Caltrans officials said the stunt cost taxpayers more than $7,000, endangered highway workers who had to make repairs and inconvenienced motorists.

A video posted Tuesday on YouTube called “Breaking the law,” shows him defacing the center-median sign on Interstate 5 last May by changing “Sea World Drive" to “Sea World Sucks” using a poster and tape.

“I’m putting my foot down for Shamu,” the star of the MTV reality show says at the start of the 2:05 minute video.

The demonstration came in response to the controversy stirred by the film “Blackfish,” which criticized the marine park’s treatment of killer whales.

In the video, Steve-O is shown trying to scale the sign twice with a rope and a rope ladder over the course of two days, before he finally gets a long, metal ladder and climbs onto the platform, where he secures the word onto the display.

He then stands up and holds his arms in the air.

“If doing that was wrong, I don’t want to be right,” says the comedian at the end of the video. On his website, he admits that he knew what he did violated the law. “I filmed myself committing a crime in the middle of California’s 5 Freeway,” he wrote.

Caltrans agreed and issued the following statement: “We consider defacing public property at a cost to state taxpayers an unlawful act and a dangerous distraction for motorists, said agency spokesman Steve Saville. “The stunt exposed our highway workers to the unnecessary risk of making the repairs in traffic and eventually again in replacing the damaged sign. ”

A crew was dispatched May 25 to remove the vandalism at a cost of $300, said Saville.

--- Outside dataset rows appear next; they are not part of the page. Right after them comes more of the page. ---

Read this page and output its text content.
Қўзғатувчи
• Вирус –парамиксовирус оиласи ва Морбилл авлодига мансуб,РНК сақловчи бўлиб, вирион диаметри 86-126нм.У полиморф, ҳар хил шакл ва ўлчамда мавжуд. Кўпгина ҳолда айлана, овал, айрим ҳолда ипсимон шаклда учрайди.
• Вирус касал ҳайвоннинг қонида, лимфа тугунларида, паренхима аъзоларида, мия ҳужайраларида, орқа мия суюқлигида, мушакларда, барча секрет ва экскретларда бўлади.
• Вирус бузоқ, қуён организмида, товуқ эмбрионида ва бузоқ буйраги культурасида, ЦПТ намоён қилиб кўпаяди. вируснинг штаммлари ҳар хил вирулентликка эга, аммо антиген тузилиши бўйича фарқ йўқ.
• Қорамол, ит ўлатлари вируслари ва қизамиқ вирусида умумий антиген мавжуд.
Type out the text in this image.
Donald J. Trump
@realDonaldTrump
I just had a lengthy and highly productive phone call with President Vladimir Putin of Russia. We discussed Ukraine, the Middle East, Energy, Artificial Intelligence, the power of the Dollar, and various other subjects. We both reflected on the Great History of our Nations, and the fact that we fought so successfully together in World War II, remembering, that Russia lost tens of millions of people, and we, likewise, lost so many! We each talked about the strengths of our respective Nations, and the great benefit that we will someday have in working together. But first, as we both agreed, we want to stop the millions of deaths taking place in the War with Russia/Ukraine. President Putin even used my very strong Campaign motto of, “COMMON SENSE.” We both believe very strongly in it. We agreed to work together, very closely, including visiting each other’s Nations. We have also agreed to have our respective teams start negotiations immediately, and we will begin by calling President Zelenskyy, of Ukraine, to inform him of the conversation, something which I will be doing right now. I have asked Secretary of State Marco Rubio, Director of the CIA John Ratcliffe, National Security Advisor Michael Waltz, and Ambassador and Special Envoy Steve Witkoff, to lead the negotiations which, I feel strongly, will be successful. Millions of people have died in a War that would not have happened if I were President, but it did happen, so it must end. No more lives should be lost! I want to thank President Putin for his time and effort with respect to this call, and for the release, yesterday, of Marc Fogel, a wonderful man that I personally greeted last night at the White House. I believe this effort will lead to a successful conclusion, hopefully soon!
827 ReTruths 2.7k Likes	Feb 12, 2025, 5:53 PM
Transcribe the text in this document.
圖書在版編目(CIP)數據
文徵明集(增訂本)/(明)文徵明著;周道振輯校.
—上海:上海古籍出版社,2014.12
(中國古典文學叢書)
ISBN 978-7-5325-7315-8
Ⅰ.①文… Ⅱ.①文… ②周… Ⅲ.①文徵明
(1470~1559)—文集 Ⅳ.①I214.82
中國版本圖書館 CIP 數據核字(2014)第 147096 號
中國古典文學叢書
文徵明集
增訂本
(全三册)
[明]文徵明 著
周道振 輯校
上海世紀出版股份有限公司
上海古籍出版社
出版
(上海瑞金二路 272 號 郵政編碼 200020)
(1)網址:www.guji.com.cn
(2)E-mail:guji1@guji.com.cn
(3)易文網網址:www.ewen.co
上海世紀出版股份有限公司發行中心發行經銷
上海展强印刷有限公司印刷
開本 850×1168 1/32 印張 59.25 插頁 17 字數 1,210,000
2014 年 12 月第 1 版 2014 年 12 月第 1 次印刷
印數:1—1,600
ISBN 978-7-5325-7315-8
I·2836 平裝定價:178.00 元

When the tape used to adhere the word was removed, it pulled off the reflective sheeting on the display, so the sign then had to be replaced, at a cost of more than $7,000, which included the sign, the crew and the equipment used.

The agency said there is no way to place a dollar amount on the danger to which the crew was exposed, nor the disruption to drivers who had to deal with two closed freeway lanes as the repairs were made.

The CHP has not yet said if criminal charges will be pursued in the prank.